As the 25th Anniversary Rick Hansen Relay comes to a close today — nine months and two days after it began in Newfoundland — one Ladysmith resident is cherishing her participation in the milestone event.
Debby Baker, an accomplished marathon runner, was selected to be a medal bearer in Burnaby as the relay passed through Sat., May 19.
The Rick Hansen 25th Anniversary relay featured 7,000 medal bearers carrying the 85-milimetre silver tribute to the original journey across Canada in sections, recreating the path Rick Hansen took in his wheelchair from 1985 to 1987.
Baker was assigned a 250-metre section to be completed in a four-minute time limit.
“It’s kind of like being a torch bearer — you get your uniform, they give you pants and a commemorative jacket and a toque, and you get a medal to keep,” Baker explained.
Each medal bearer is selected because they are a difference maker in the community.
“I applied to be a torch bearer when the Olympics came but I didn’t get chosen for that, so I thought this would be a chance to participate in something that was part of a cross-Canada event,” Baker explained. “I got a call about a week ago saying that I had been chosen to be one of the medal bearers.”
Baker said she has fond memories of living in Alberta when Hansen came through.
“I think he is such a fantastic man and he’s accomplished so much. To me, life has dealt him some tough cards and he’s made the most of it,” she said. “That’s inspiring for each one of us to try and do the most we can do.”
Baker is a four-time marathon runner for Team Diabetes Canada. Since 2005, she has run marathons in Italy, Iceland, Oregon and New York, raising a combined total of more than $40,000 for the cause.
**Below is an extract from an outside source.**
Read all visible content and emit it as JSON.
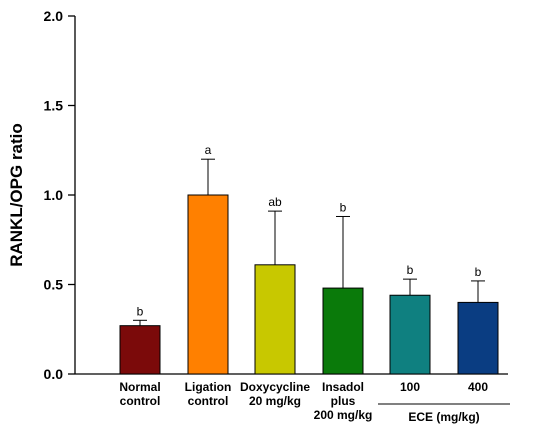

She plans to run her fifth, and final run for Team Diabetes in 2013 in Dublin, Ireland.
Baker started running for the team as a tribute to a former mentor who took Baker under her wing when she started in law 25 years ago.
“Through the years, I saw that even though she took care of herself really well health-wise, diabetes still has effects,” she said. “I did that race to honour her and all that she had done for me, and when I finished the [first] race, I brought the medal back and gave it to her.”
Baker’s sister is also diabetic.
Baker says she will continue to fundraise and compete in events, but she would like to scale back.
“I think a half marathon at my age is a nice distance,” she laughed, adding that she has been grateful to be supported by the Ladysmith community in her fundraising efforts.
“I really have always found that the community has been tremendously supportive of my efforts in that regard.”